Tuesday, April 7, 2009
I was standing with the Aquaduct, fairly close to it, writing about it, when I began a line about the figure's bare feet. So I got closer and saw that the feet aren't bare at all, they have tiny red shoes on, red like dried blood. Almost black. Why, I wondered, did I think the person would be barefoot? I suppose I assumed it was a made up place, a made up person, a made up wall. In made up places I go barefoot. But this is a real person and probably a real wall. Nothing really all that mysterious about it.
The realization of the red shoes excited me, like a secret. I suddenly knew something I didn't know a moment before and that I felt fairly confident a lot of other people who have looked at this piece didn't know.
This speaks to the sense of ownership we feel about art after we spend a length of time with it.
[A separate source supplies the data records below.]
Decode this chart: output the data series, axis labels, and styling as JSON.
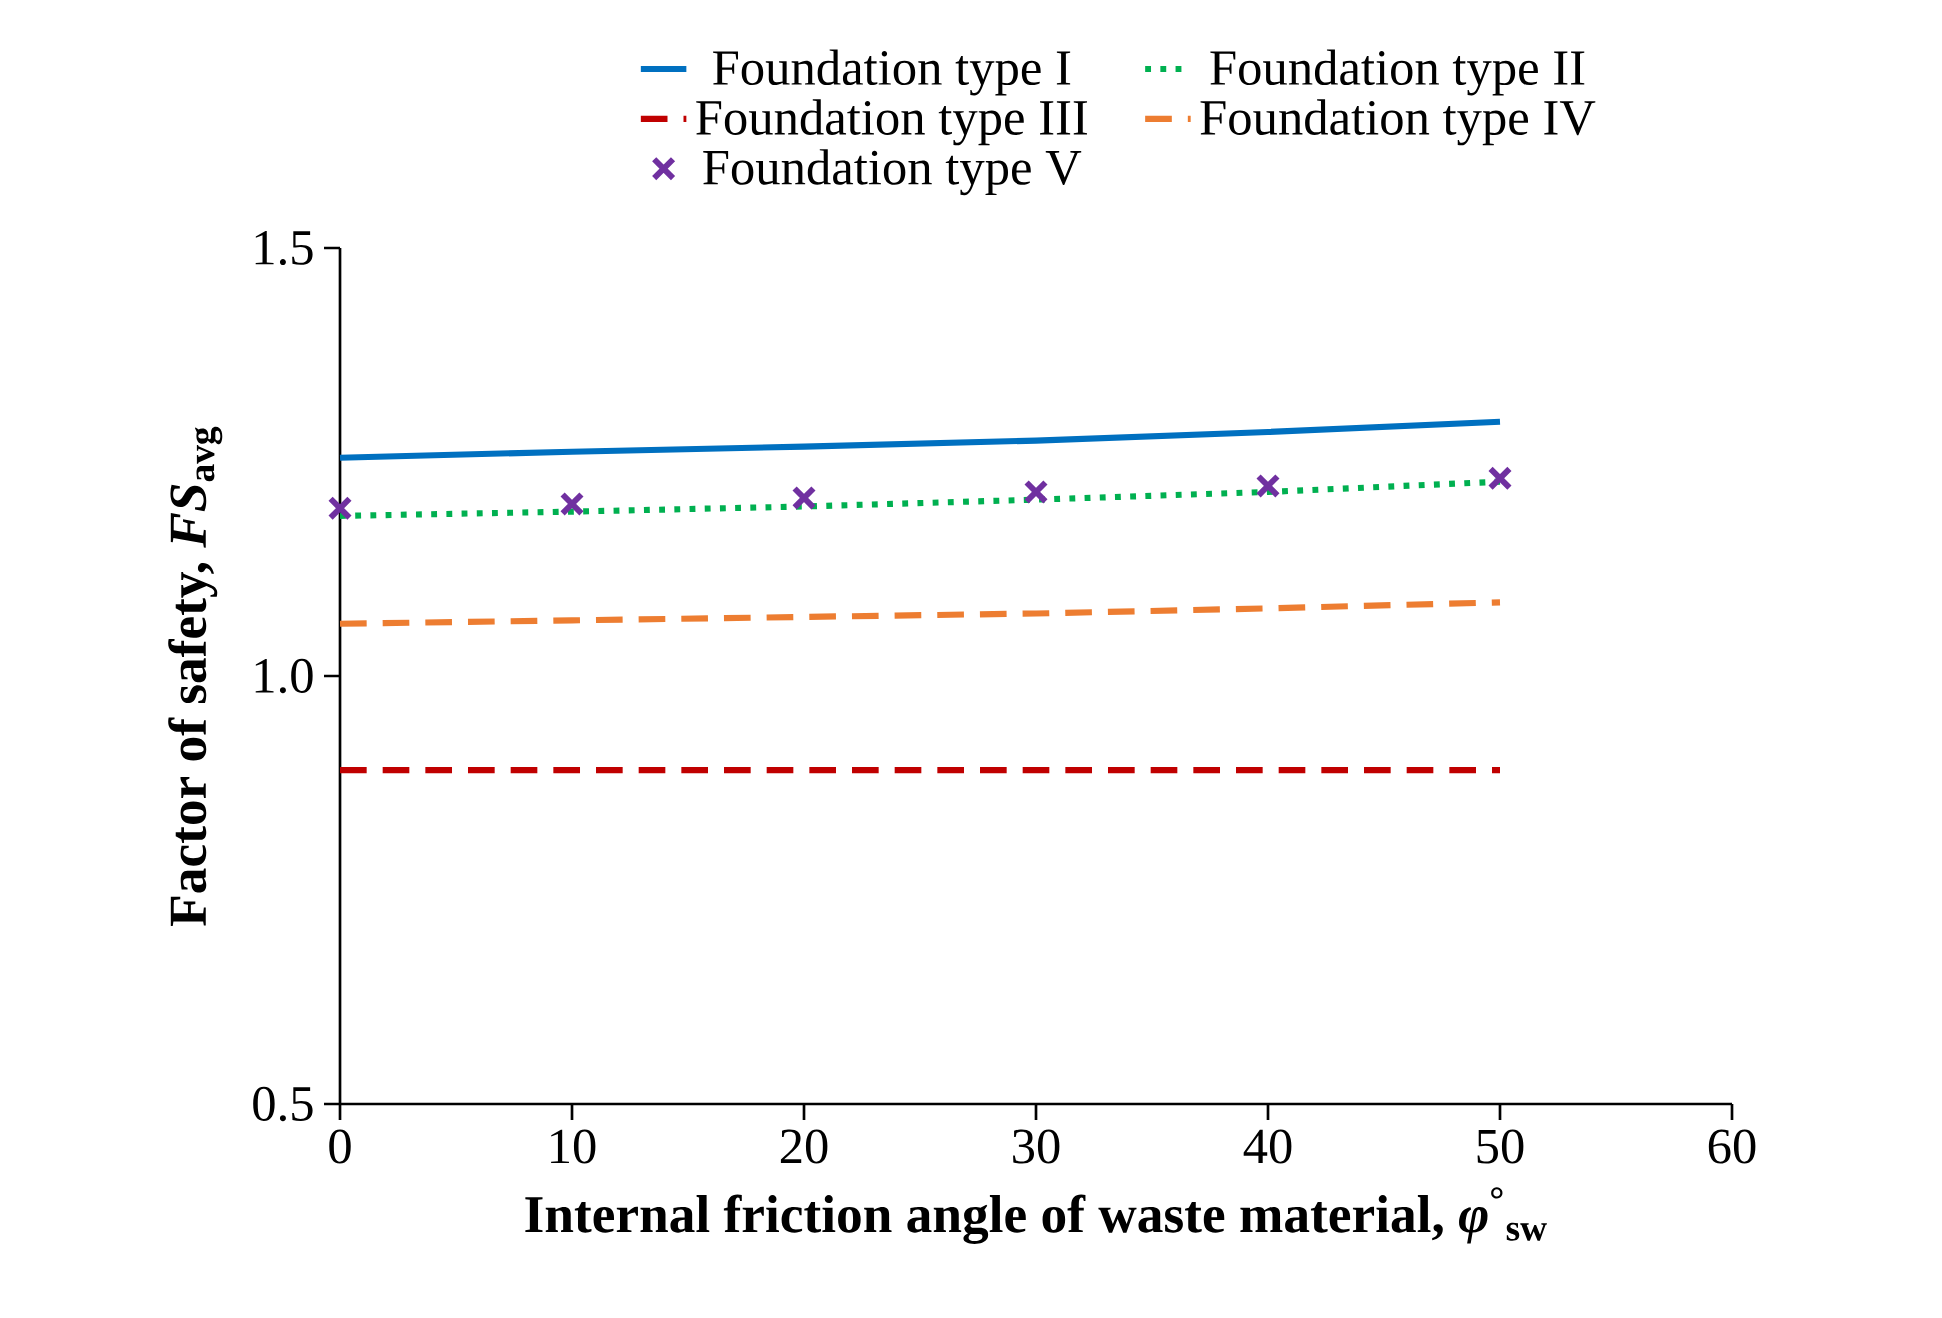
{
  "chart_data": {
    "type": "line",
    "xlabel": "Internal friction angle of waste material, *φ*$^{°}$$_{sw}$",
    "ylabel": "Factor of safety, *FS*$_{avg}$",
    "x": [
      0,
      10,
      20,
      30,
      40,
      50
    ],
    "series": [
      {
        "name": "Foundation type I",
        "color": "#0070c0",
        "line_style": "solid",
        "values": [
          1.255,
          1.262,
          1.268,
          1.275,
          1.285,
          1.297
        ]
      },
      {
        "name": "Foundation type II",
        "color": "#00b050",
        "line_style": "dotted",
        "values": [
          1.187,
          1.192,
          1.198,
          1.206,
          1.215,
          1.227
        ]
      },
      {
        "name": "Foundation type III",
        "color": "#c00000",
        "line_style": "dashed",
        "values": [
          0.89,
          0.89,
          0.89,
          0.89,
          0.89,
          0.89
        ]
      },
      {
        "name": "Foundation type IV",
        "color": "#ed7d31",
        "line_style": "dashed",
        "values": [
          1.061,
          1.065,
          1.069,
          1.073,
          1.079,
          1.086
        ]
      },
      {
        "name": "Foundation type V",
        "color": "#7030a0",
        "type": "scatter",
        "marker": "cross",
        "values": [
          1.196,
          1.201,
          1.208,
          1.215,
          1.222,
          1.231
        ]
      }
    ],
    "xlim": [
      0,
      60
    ],
    "xticks": [
      0,
      10,
      20,
      30,
      40,
      50,
      60
    ],
    "ylim": [
      0.5,
      1.5
    ],
    "yticks": [
      {
        "value": 0.5,
        "label": "0.5"
      },
      {
        "value": 1,
        "label": "1.0"
      },
      {
        "value": 1.5,
        "label": "1.5"
      }
    ],
    "grid": false,
    "legend": "top"
  }
}
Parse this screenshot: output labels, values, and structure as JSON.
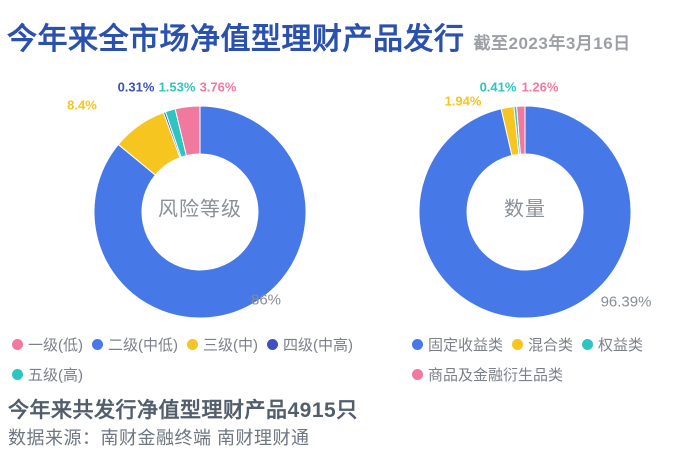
{
  "header": {
    "title": "今年来全市场净值型理财产品发行",
    "as_of": "截至2023年3月16日"
  },
  "charts": [
    {
      "key": "risk-level",
      "center_label": "风险等级",
      "slices": [
        {
          "key": "level2-mid-low",
          "name": "二级(中低)",
          "value": 86,
          "label": "86%",
          "color": "#4678E8"
        },
        {
          "key": "level3-mid",
          "name": "三级(中)",
          "value": 8.4,
          "label": "8.4%",
          "color": "#F6C51F"
        },
        {
          "key": "level4-mid-high",
          "name": "四级(中高)",
          "value": 0.31,
          "label": "0.31%",
          "color": "#3A50BC"
        },
        {
          "key": "level5-high",
          "name": "五级(高)",
          "value": 1.53,
          "label": "1.53%",
          "color": "#2EC5C0"
        },
        {
          "key": "level1-low",
          "name": "一级(低)",
          "value": 3.76,
          "label": "3.76%",
          "color": "#F1799E"
        }
      ],
      "legend": [
        {
          "key": "level1-low",
          "label": "一级(低)",
          "color": "#F1799E"
        },
        {
          "key": "level2-mid-low",
          "label": "二级(中低)",
          "color": "#4678E8"
        },
        {
          "key": "level3-mid",
          "label": "三级(中)",
          "color": "#F6C51F"
        },
        {
          "key": "level4-mid-high",
          "label": "四级(中高)",
          "color": "#3F51C1"
        },
        {
          "key": "level5-high",
          "label": "五级(高)",
          "color": "#2EC5C0"
        }
      ]
    },
    {
      "key": "quantity",
      "center_label": "数量",
      "slices": [
        {
          "key": "fixed-income",
          "name": "固定收益类",
          "value": 96.39,
          "label": "96.39%",
          "color": "#4678E8"
        },
        {
          "key": "mixed",
          "name": "混合类",
          "value": 1.94,
          "label": "1.94%",
          "color": "#F6C51F"
        },
        {
          "key": "equity",
          "name": "权益类",
          "value": 0.41,
          "label": "0.41%",
          "color": "#2EC5C0"
        },
        {
          "key": "commodity-derivatives",
          "name": "商品及金融衍生品类",
          "value": 1.26,
          "label": "1.26%",
          "color": "#F1799E"
        }
      ],
      "legend": [
        {
          "key": "fixed-income",
          "label": "固定收益类",
          "color": "#4678E8"
        },
        {
          "key": "mixed",
          "label": "混合类",
          "color": "#F6C51F"
        },
        {
          "key": "equity",
          "label": "权益类",
          "color": "#2EC5C0"
        },
        {
          "key": "commodity-derivatives",
          "label": "商品及金融衍生品类",
          "color": "#F1799E"
        }
      ]
    }
  ],
  "footer": {
    "summary": "今年来共发行净值型理财产品4915只",
    "source": "数据来源：南财金融终端 南财理财通"
  },
  "chart_data": [
    {
      "type": "pie",
      "subtype": "donut",
      "title": "风险等级",
      "labels": [
        "二级(中低)",
        "三级(中)",
        "四级(中高)",
        "五级(高)",
        "一级(低)"
      ],
      "values": [
        86,
        8.4,
        0.31,
        1.53,
        3.76
      ],
      "unit": "%",
      "colors": [
        "#4678E8",
        "#F6C51F",
        "#3A50BC",
        "#2EC5C0",
        "#F1799E"
      ],
      "start_angle": "12-o'clock, clockwise",
      "legend_position": "bottom"
    },
    {
      "type": "pie",
      "subtype": "donut",
      "title": "数量",
      "labels": [
        "固定收益类",
        "混合类",
        "权益类",
        "商品及金融衍生品类"
      ],
      "values": [
        96.39,
        1.94,
        0.41,
        1.26
      ],
      "unit": "%",
      "colors": [
        "#4678E8",
        "#F6C51F",
        "#2EC5C0",
        "#F1799E"
      ],
      "start_angle": "12-o'clock, clockwise",
      "legend_position": "bottom"
    }
  ]
}
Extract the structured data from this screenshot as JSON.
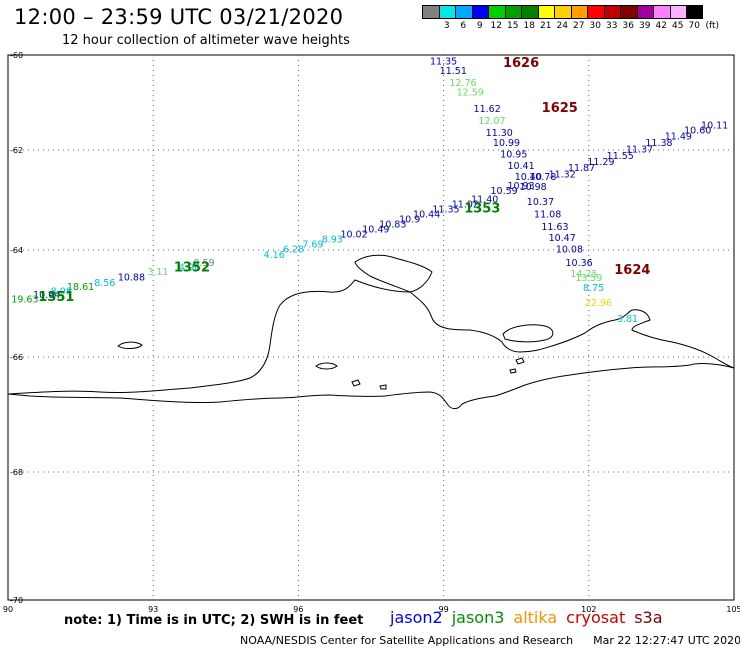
{
  "header": {
    "title": "12:00 – 23:59 UTC 03/21/2020",
    "subtitle": "12 hour collection of altimeter wave heights"
  },
  "legend": {
    "unit": "(ft)",
    "colors": [
      "#808080",
      "#00e8e8",
      "#00a8ff",
      "#0000ff",
      "#00d000",
      "#00a000",
      "#008000",
      "#ffff00",
      "#ffd000",
      "#ffa000",
      "#ff0000",
      "#c00000",
      "#800000",
      "#a000a0",
      "#ff80ff",
      "#ffb0ff",
      "#000000"
    ],
    "labels": [
      "3",
      "6",
      "9",
      "12",
      "15",
      "18",
      "21",
      "24",
      "27",
      "30",
      "33",
      "36",
      "39",
      "42",
      "45",
      "70"
    ]
  },
  "map": {
    "x_axis": {
      "ticks": [
        "90",
        "93",
        "96",
        "99",
        "102",
        "105"
      ]
    },
    "y_axis": {
      "ticks": [
        "-60",
        "-62",
        "-64",
        "-66",
        "-68",
        "-70"
      ]
    },
    "grid": "dotted",
    "track_labels": [
      {
        "id": "time-1626",
        "text": "1626",
        "color": "#800000",
        "lon": 100.6,
        "lat": -60.25,
        "size": 13,
        "bold": true
      },
      {
        "id": "time-1625",
        "text": "1625",
        "color": "#800000",
        "lon": 101.4,
        "lat": -61.2,
        "size": 13,
        "bold": true
      },
      {
        "id": "time-1624",
        "text": "1624",
        "color": "#800000",
        "lon": 102.9,
        "lat": -64.45,
        "size": 13,
        "bold": true
      },
      {
        "id": "time-1353",
        "text": "1353",
        "color": "#008000",
        "lon": 99.8,
        "lat": -63.25,
        "size": 13,
        "bold": true
      },
      {
        "id": "time-1352",
        "text": "1352",
        "color": "#008000",
        "lon": 93.8,
        "lat": -64.4,
        "size": 13,
        "bold": true
      },
      {
        "id": "time-1351",
        "text": "1351",
        "color": "#008000",
        "lon": 91.0,
        "lat": -64.95,
        "size": 13,
        "bold": true
      }
    ],
    "obs": [
      {
        "text": "11.35",
        "color": "#0000c0",
        "lon": 99.0,
        "lat": -60.2
      },
      {
        "text": "11.51",
        "color": "#0000c0",
        "lon": 99.2,
        "lat": -60.4
      },
      {
        "text": "12.76",
        "color": "#66dd66",
        "lon": 99.4,
        "lat": -60.65
      },
      {
        "text": "12.59",
        "color": "#66dd66",
        "lon": 99.55,
        "lat": -60.85
      },
      {
        "text": "11.62",
        "color": "#0000c0",
        "lon": 99.9,
        "lat": -61.2
      },
      {
        "text": "12.07",
        "color": "#66dd66",
        "lon": 100.0,
        "lat": -61.45
      },
      {
        "text": "11.30",
        "color": "#0000c0",
        "lon": 100.15,
        "lat": -61.7
      },
      {
        "text": "10.99",
        "color": "#0000c0",
        "lon": 100.3,
        "lat": -61.92
      },
      {
        "text": "10.95",
        "color": "#0000c0",
        "lon": 100.45,
        "lat": -62.15
      },
      {
        "text": "10.41",
        "color": "#0000c0",
        "lon": 100.6,
        "lat": -62.38
      },
      {
        "text": "10.40",
        "color": "#0000c0",
        "lon": 100.75,
        "lat": -62.6
      },
      {
        "text": "10.98",
        "color": "#0000c0",
        "lon": 100.85,
        "lat": -62.8
      },
      {
        "text": "10.37",
        "color": "#0000c0",
        "lon": 101.0,
        "lat": -63.1
      },
      {
        "text": "11.08",
        "color": "#0000c0",
        "lon": 101.15,
        "lat": -63.35
      },
      {
        "text": "11.63",
        "color": "#0000c0",
        "lon": 101.3,
        "lat": -63.6
      },
      {
        "text": "10.47",
        "color": "#0000c0",
        "lon": 101.45,
        "lat": -63.82
      },
      {
        "text": "10.08",
        "color": "#0000c0",
        "lon": 101.6,
        "lat": -64.05
      },
      {
        "text": "10.36",
        "color": "#0000c0",
        "lon": 101.8,
        "lat": -64.3
      },
      {
        "text": "14.25",
        "color": "#66dd66",
        "lon": 101.9,
        "lat": -64.5
      },
      {
        "text": "13.59",
        "color": "#66dd66",
        "lon": 102.0,
        "lat": -64.58
      },
      {
        "text": "8.75",
        "color": "#00b8e8",
        "lon": 102.1,
        "lat": -64.77
      },
      {
        "text": "22.96",
        "color": "#f0d800",
        "lon": 102.2,
        "lat": -65.05
      },
      {
        "text": "3.81",
        "color": "#00c8c8",
        "lon": 102.8,
        "lat": -65.35
      },
      {
        "text": "10.78",
        "color": "#0000c0",
        "lon": 101.05,
        "lat": -62.6
      },
      {
        "text": "11.32",
        "color": "#0000c0",
        "lon": 101.45,
        "lat": -62.55
      },
      {
        "text": "11.87",
        "color": "#0000c0",
        "lon": 101.85,
        "lat": -62.42
      },
      {
        "text": "11.29",
        "color": "#0000c0",
        "lon": 102.25,
        "lat": -62.3
      },
      {
        "text": "11.55",
        "color": "#0000c0",
        "lon": 102.65,
        "lat": -62.18
      },
      {
        "text": "11.37",
        "color": "#0000c0",
        "lon": 103.05,
        "lat": -62.05
      },
      {
        "text": "11.38",
        "color": "#0000c0",
        "lon": 103.45,
        "lat": -61.92
      },
      {
        "text": "11.49",
        "color": "#0000c0",
        "lon": 103.85,
        "lat": -61.78
      },
      {
        "text": "10.60",
        "color": "#0000c0",
        "lon": 104.25,
        "lat": -61.65
      },
      {
        "text": "10.11",
        "color": "#0000c0",
        "lon": 104.6,
        "lat": -61.55
      },
      {
        "text": "10.59",
        "color": "#0000c0",
        "lon": 100.25,
        "lat": -62.88
      },
      {
        "text": "10.93",
        "color": "#0000c0",
        "lon": 100.6,
        "lat": -62.78
      },
      {
        "text": "11.40",
        "color": "#0000c0",
        "lon": 99.85,
        "lat": -63.05
      },
      {
        "text": "11.02",
        "color": "#0000c0",
        "lon": 99.45,
        "lat": -63.15
      },
      {
        "text": "11.35",
        "color": "#0000c0",
        "lon": 99.05,
        "lat": -63.25
      },
      {
        "text": "10.44",
        "color": "#0000c0",
        "lon": 98.65,
        "lat": -63.35
      },
      {
        "text": "10.9",
        "color": "#0000c0",
        "lon": 98.3,
        "lat": -63.45
      },
      {
        "text": "10.83",
        "color": "#0000c0",
        "lon": 97.95,
        "lat": -63.55
      },
      {
        "text": "10.49",
        "color": "#0000c0",
        "lon": 97.6,
        "lat": -63.65
      },
      {
        "text": "10.02",
        "color": "#0000c0",
        "lon": 97.15,
        "lat": -63.75
      },
      {
        "text": "8.93",
        "color": "#00b8e8",
        "lon": 96.7,
        "lat": -63.85
      },
      {
        "text": "7.69",
        "color": "#00b8e8",
        "lon": 96.3,
        "lat": -63.95
      },
      {
        "text": "6.28",
        "color": "#00b8e8",
        "lon": 95.9,
        "lat": -64.05
      },
      {
        "text": "4.16",
        "color": "#00c8c8",
        "lon": 95.5,
        "lat": -64.15
      },
      {
        "text": "0.59",
        "color": "#808080",
        "lon": 94.05,
        "lat": -64.3
      },
      {
        "text": "4.96",
        "color": "#00c8c8",
        "lon": 93.75,
        "lat": -64.38
      },
      {
        "text": "3.11",
        "color": "#66dd66",
        "lon": 93.1,
        "lat": -64.47
      },
      {
        "text": "10.88",
        "color": "#0000c0",
        "lon": 92.55,
        "lat": -64.57
      },
      {
        "text": "8.56",
        "color": "#00b8e8",
        "lon": 92.0,
        "lat": -64.67
      },
      {
        "text": "18.61",
        "color": "#00a000",
        "lon": 91.5,
        "lat": -64.75
      },
      {
        "text": "8.98",
        "color": "#00b8e8",
        "lon": 91.1,
        "lat": -64.83
      },
      {
        "text": "10.64",
        "color": "#0000c0",
        "lon": 90.8,
        "lat": -64.9
      },
      {
        "text": "19.63",
        "color": "#00a000",
        "lon": 90.35,
        "lat": -64.98
      }
    ]
  },
  "footer": {
    "note": "note: 1) Time is in UTC; 2) SWH is in feet",
    "satellites": [
      {
        "name": "jason2",
        "color": "#0000ff"
      },
      {
        "name": "jason3",
        "color": "#009000"
      },
      {
        "name": "altika",
        "color": "#ff9000"
      },
      {
        "name": "cryosat",
        "color": "#d00000"
      },
      {
        "name": "s3a",
        "color": "#800000"
      }
    ],
    "credit": "NOAA/NESDIS Center for Satellite Applications and Research",
    "timestamp": "Mar 22 12:27:47 UTC 2020"
  }
}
When we see it change when the light changes. When our mood directs us to understand things about it that we didn't see when we were in a different head space. The art keeps opening to us and we feel more and more like it belongs to us, not just as an object of some value monetarily, but as a kindred spirit.
It acts as a placeholder in our memories. A painting that hung on my bedroom wall as a child now hangs on the wall of my niece. It marks a period of time in my life, like a box of letters would.
The docent art show at the church across from the museum opened yesterday. The range of mediums, subject matter and style is impressive. It is the first time I have been surrounded by artwork of people I know so that I am not guessing what the artist is like, I am interpreting the art through the person I already know, and thereby deepening both the bond I feel with them as well as a deeper appreciation of the work.